2011 Annual Report
1a.Objectives (from AD-416)
Overall project objectives include: Collecting the best available information on the structures within the cotton fiber; Constructing fundamental models of these structures at different size scales; Providing additional fundamental models that have partial surfaces of hydrophobic molecules; and Monitoring moisture movement through the model structure during molecular dynamics simulations. Specific aspects of this work to be carried out at Tulane include development of coarse-grain (or another suitable approach) modeling of the cellulose in cotton fiber and the execution of molecular dynamics studies to show water movement in the model fiber. (Coarse-grain models group several atoms into a “super-atom” to save computer memory and allow greater speed for large systems.)
1b.Approach (from AD-416)
The main feature of this effort will be to construct realistic coarse grain models that will incorporate specific features of cotton fibers that are likely to affect the movement of moisture and to carry out the molecular dynamics simulations that will depict the movement of moisture. Transport of moisture from one side to the other will also be of interest. Suitable computer software for molecular dynamics studies with either atomistic or coarse-grain modeling will be employed, along with specific models of water that are sufficiently realistic. Data will be collected that will permit moving graphics depictions of the water motions.
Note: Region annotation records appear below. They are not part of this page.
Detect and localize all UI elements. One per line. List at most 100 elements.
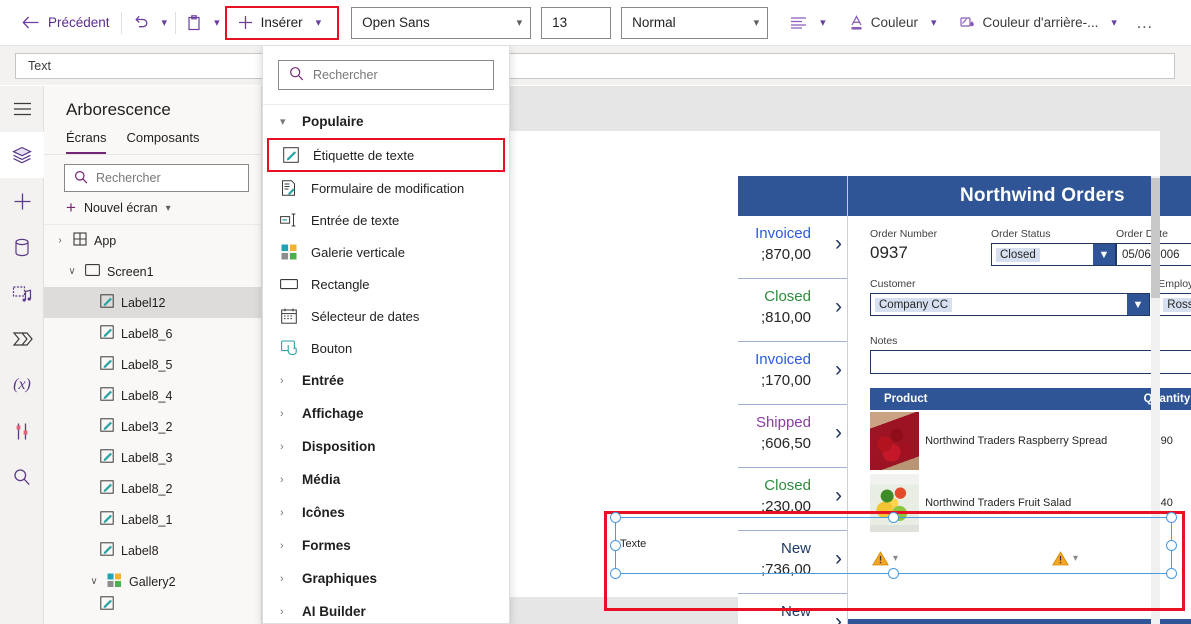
chevron-right-icon[interactable]: › bbox=[835, 232, 842, 256]
insert-group-graphiques[interactable]: › Graphiques bbox=[263, 562, 509, 595]
gallery-row[interactable]: Shipped ;606,50 › bbox=[738, 405, 847, 468]
insert-item-rectangle[interactable]: Rectangle bbox=[263, 268, 509, 300]
paste-chevron-down-icon[interactable]: ▾ bbox=[209, 16, 225, 29]
more-options-button[interactable]: … bbox=[1128, 7, 1161, 39]
resize-handle-bottom-center[interactable] bbox=[888, 568, 899, 579]
chevron-down-icon[interactable]: ▾ bbox=[166, 203, 171, 214]
align-button[interactable] bbox=[782, 7, 815, 39]
insert-item-label: Bouton bbox=[311, 340, 353, 356]
insert-item-date-picker[interactable]: Sélecteur de dates bbox=[263, 300, 509, 332]
chevron-down-icon[interactable]: ∨ bbox=[88, 576, 100, 587]
resize-handle-middle-right[interactable] bbox=[1166, 540, 1177, 551]
tree-item-label8_1[interactable]: Label8_1 bbox=[44, 504, 261, 535]
ellipsis-icon: … bbox=[1135, 12, 1153, 32]
gallery-row[interactable]: New ;800,00 › bbox=[738, 594, 847, 624]
tree-item-label12[interactable]: Label12 bbox=[44, 287, 261, 318]
insert-search-input[interactable]: Rechercher bbox=[278, 60, 494, 90]
back-button[interactable]: Précédent bbox=[14, 7, 118, 39]
insert-group-disposition[interactable]: › Disposition bbox=[263, 430, 509, 463]
chevron-down-icon: ▾ bbox=[516, 17, 523, 29]
new-screen-label: Nouvel écran bbox=[83, 201, 158, 215]
text-color-button[interactable]: Couleur bbox=[841, 7, 926, 39]
chevron-right-icon[interactable]: › bbox=[54, 235, 66, 246]
tree-item-label8_5[interactable]: Label8_5 bbox=[44, 349, 261, 380]
tree-item-label8_3[interactable]: Label8_3 bbox=[44, 442, 261, 473]
chevron-right-icon[interactable]: › bbox=[835, 358, 842, 382]
chevron-down-icon[interactable]: ▾ bbox=[893, 553, 898, 564]
insert-group-ai-builder[interactable]: › AI Builder bbox=[263, 595, 509, 623]
tools-icon[interactable] bbox=[0, 408, 44, 454]
resize-handle-bottom-right[interactable] bbox=[1166, 568, 1177, 579]
chevron-right-icon[interactable]: › bbox=[835, 484, 842, 508]
plus-icon[interactable] bbox=[0, 178, 44, 224]
search-icon[interactable] bbox=[0, 454, 44, 500]
new-screen-button[interactable]: + Nouvel écran ▾ bbox=[44, 192, 261, 225]
insert-item-button[interactable]: Bouton bbox=[263, 332, 509, 364]
chevron-down-icon[interactable]: ∨ bbox=[66, 266, 78, 277]
tree-item-gallery2[interactable]: ∨ Gallery2 bbox=[44, 566, 261, 597]
gallery-row[interactable]: Invoiced ;870,00 › bbox=[738, 216, 847, 279]
undo-button[interactable] bbox=[125, 7, 157, 39]
tab-ecrans[interactable]: Écrans bbox=[66, 130, 107, 154]
tree-search-input[interactable]: Rechercher bbox=[64, 164, 249, 192]
warning-indicator[interactable]: ▾ bbox=[1052, 551, 1078, 566]
chevron-right-icon[interactable]: › bbox=[835, 421, 842, 445]
chevron-right-icon: › bbox=[280, 506, 284, 519]
customer-dropdown[interactable]: Company CC ▼ bbox=[870, 293, 1150, 316]
hamburger-icon[interactable] bbox=[0, 86, 44, 132]
align-left-icon bbox=[790, 16, 807, 29]
insert-item-text-input[interactable]: Entrée de texte bbox=[263, 204, 509, 236]
table-row[interactable]: Northwind Traders Raspberry Spread 90 € … bbox=[870, 410, 1191, 472]
media-icon[interactable] bbox=[0, 270, 44, 316]
color-chevron-down-icon[interactable]: ▾ bbox=[926, 16, 942, 29]
text-style-select[interactable]: Normal ▾ bbox=[621, 6, 769, 39]
tree-item-label8_4[interactable]: Label8_4 bbox=[44, 380, 261, 411]
resize-handle-top-right[interactable] bbox=[1166, 512, 1177, 523]
insert-group-populaire[interactable]: ▾ Populaire bbox=[263, 105, 509, 138]
insert-button[interactable]: Insérer ▾ bbox=[224, 5, 340, 40]
chevron-down-icon[interactable]: ▾ bbox=[1073, 553, 1078, 564]
bg-chevron-down-icon[interactable]: ▾ bbox=[1106, 16, 1122, 29]
chevron-down-icon[interactable]: ▼ bbox=[1093, 244, 1115, 265]
gallery-row[interactable]: Invoiced ;170,00 › bbox=[738, 342, 847, 405]
align-chevron-down-icon[interactable]: ▾ bbox=[815, 16, 831, 29]
tree-item-label8_2[interactable]: Label8_2 bbox=[44, 473, 261, 504]
gallery-row[interactable]: Closed ;810,00 › bbox=[738, 279, 847, 342]
label-icon bbox=[100, 511, 114, 528]
font-size-input[interactable]: 13 bbox=[541, 6, 612, 39]
insert-group-formes[interactable]: › Formes bbox=[263, 529, 509, 562]
employee-dropdown[interactable]: Rossi ▼ bbox=[1158, 293, 1191, 316]
variables-icon[interactable]: (x) bbox=[0, 362, 44, 408]
tree-item-screen1[interactable]: ∨ Screen1 bbox=[44, 256, 261, 287]
warning-indicator[interactable]: ▾ bbox=[872, 551, 898, 566]
chevron-right-icon[interactable]: › bbox=[835, 610, 842, 624]
formula-input[interactable]: Text bbox=[15, 53, 1175, 79]
insert-item-vertical-gallery[interactable]: Galerie verticale bbox=[263, 236, 509, 268]
font-family-select[interactable]: Open Sans ▾ bbox=[351, 6, 532, 39]
tree-item-label8[interactable]: Label8 bbox=[44, 535, 261, 566]
paste-button[interactable] bbox=[179, 7, 209, 39]
insert-group-affichage[interactable]: › Affichage bbox=[263, 397, 509, 430]
insert-item-text-label[interactable]: Étiquette de texte bbox=[267, 138, 505, 172]
insert-group-icones[interactable]: › Icônes bbox=[263, 496, 509, 529]
layers-icon[interactable] bbox=[0, 132, 44, 178]
tab-composants[interactable]: Composants bbox=[126, 130, 199, 154]
resize-handle-bottom-left[interactable] bbox=[610, 568, 621, 579]
data-icon[interactable] bbox=[0, 224, 44, 270]
insert-group-media[interactable]: › Média bbox=[263, 463, 509, 496]
notes-input[interactable] bbox=[870, 350, 1191, 374]
flow-icon[interactable] bbox=[0, 316, 44, 362]
tree-item-label3_2[interactable]: Label3_2 bbox=[44, 411, 261, 442]
background-color-button[interactable]: Couleur d'arrière-... bbox=[950, 7, 1107, 39]
insert-group-entree[interactable]: › Entrée bbox=[263, 364, 509, 397]
order-status-dropdown[interactable]: Closed ▼ bbox=[991, 243, 1116, 266]
tree-item-label8_6[interactable]: Label8_6 bbox=[44, 318, 261, 349]
undo-chevron-down-icon[interactable]: ▾ bbox=[157, 16, 173, 29]
insert-item-edit-form[interactable]: Formulaire de modification bbox=[263, 172, 509, 204]
chevron-right-icon[interactable]: › bbox=[835, 295, 842, 319]
tree-item-partial[interactable] bbox=[44, 595, 261, 611]
chevron-down-icon[interactable]: ▼ bbox=[1127, 294, 1149, 315]
tree-item-app[interactable]: › App bbox=[44, 225, 261, 256]
resize-handle-top-left[interactable] bbox=[610, 512, 621, 523]
resize-handle-top-center[interactable] bbox=[888, 512, 899, 523]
Hydrophobicity (water repellence) was introduced on the surface of crystals of cellulose I beta, the main component of cotton fibers, by substituting hydroxyl (-OH) groups on individual glucose sugar units (the cellulose monomers). Both methyl (-CH3) and methoxy (-O-CH3) groups were added onto the cellulose molecules that were on the crystal surfaces. Molecular Dynamics simulations were performed on the crystal surface. Water molecules were packed in a cubic box to simulate a hemi-cylindrical drop and initially placed at a distance of 3 Angstroms from the surface. The cellulose chains were held in place to avoid twisting. Constant volume simulations were done at 1 atmosphere of pressure and 300°K. Periodic boundary conditions in only X and Y directions were allowed. Long range corrections were included. The system was further simulated for another 30 nanoseconds. A hemi-cylindrical droplet was chosen to evaluate the line tension effects along the Y axis. The contact angles of the hemicylindrical drops were calculated by fitting a circle to the equimolar (where the density of the drop is half the bulk density) contour of cross section of the droplet. The contact angle of a hemi-cylindrical drop on the methylated surface was evaluated to be around 115°-117° and 80°-85° for the methoxylated surfaces for varying droplet size.
1. The methoxylated (-O-CH3) surface is more hydrophilic than the methylated (-CH3) surface. It could be inferred that the functional group used for substituting the hydroxyl groups on the cellulose chains could play a critical role in controlling the movement of moisture on the crystalline cellulose surface.
2. Within the limits of error, increasing the number of water molecules did not have a significant effect on the contact angle. The number of water molecules is directly proportional to the size of the droplet and hence the radial component. Since the hemi-cylindrical drop is continuous along the X direction due to periodic boundary conditions, the only gradient to surface tension exists in the perpendicular Y direction. However, it could be inferred from current results that the gradient of surface tension along Y direction is very small and could be ignored. This is useful information for studying the different behavior when cylindrical water droplets move forward and backward on patterned crystalline surfaces.
Additional, more realistic computational experiments were carried out involving N- Methylmonpholone N-oxide (NMMO) and NMMO-water mixtures, as well as pure water, as solvents for cellulose. The previous work was carried out at the very high temperature of 523°C. The NMMO molecule’s O2 interacts with the O6 atoms of the cellulohexaose models in preference to the O8 of the NMMO.
The methods used to monitor activities for this agreement were technical visits/e-mails/interactions, presentations at scientific meetings, and publications.